When that might happen, if it happens at all, is not clear. The council lists the issue only as a “presentation” by Randolph on its agenda, not as an item up for a formal vote. Trump, in the meantime, has been living at Mar-a-Lago full time since Jan. 20, the day of successor Joe Biden’s inauguration.
The legal review by Randolph was sparked by complaints by some residents and lawyer Reginald Stambaugh, who cited Trump’s promise at the time of the 1993 agreement. Stambaugh did not respond to HuffPost queries on Monday but wrote in a Dec. 15 letter to the town council that there were a number of homes on the market in Palm Beach that Trump could choose from to live in if he wanted.
Even that, however, would not be necessary, as Trump already owns three houses adjacent to Mar-a-Lago or its beach club across the street: a 10,000-square-foot oceanfront home at 1125 S. Ocean Blvd., just north of Mar-a-Lago’s beach club, which he bought from his sister Maryanne Trump Barry in 2018 for $18.5 million; a 6,000-square-foot house across the street at 1094 S. Ocean Blvd., estimated at $10.4 million; and a 3,000-square-foot house just to its west at 124 Woodbridge Road, estimated at $3.3 million.
Laurence Leamer, a Palm Beach author who wrote a book about Mar-a-Lago and Trump’s presidency, said Trump would not be happy living in any of those places because it would require a walk or a golf cart ride to visit his club, where he is certain to find admirers who have paid hundreds of thousands of dollars to join and remain as members and who will praise and compliment him when they see him.

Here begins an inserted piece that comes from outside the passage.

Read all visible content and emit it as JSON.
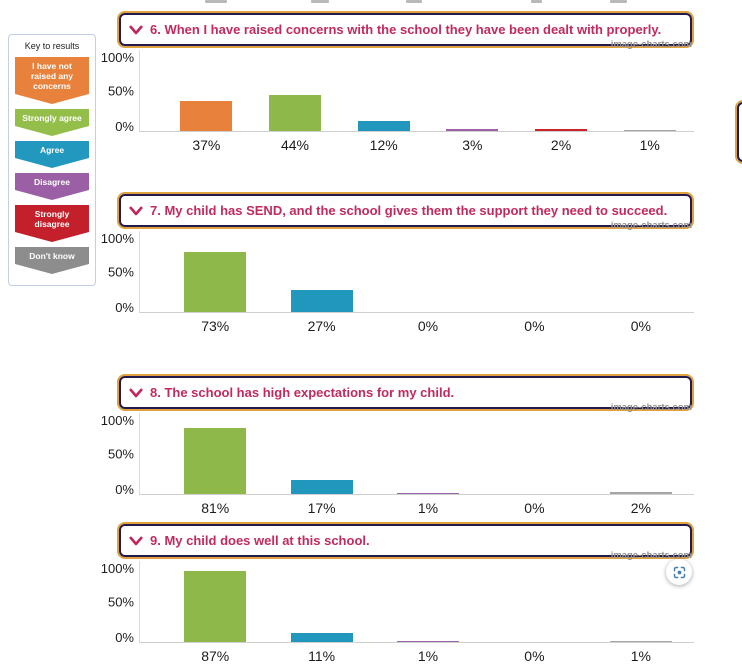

“He needs to have people telling him he’s great all the time,” Leamer said, adding that he doubts the town council will have much interest in creating a controversy over Trump’s choice to live at Mar-a-Lago, regardless of what he promised three decades ago. “They’re not going to pick a fight with him.”
Palm Beach Town Council members are scheduled to hear Randolph’s presentation Tuesday morning, just hours before the U.S. Senate is to begin its second impeachment trial against Trump, this time for inciting a deadly insurrection at the U.S. Capitol on Jan. 6 in an attempt to overturn the election he lost two months earlier.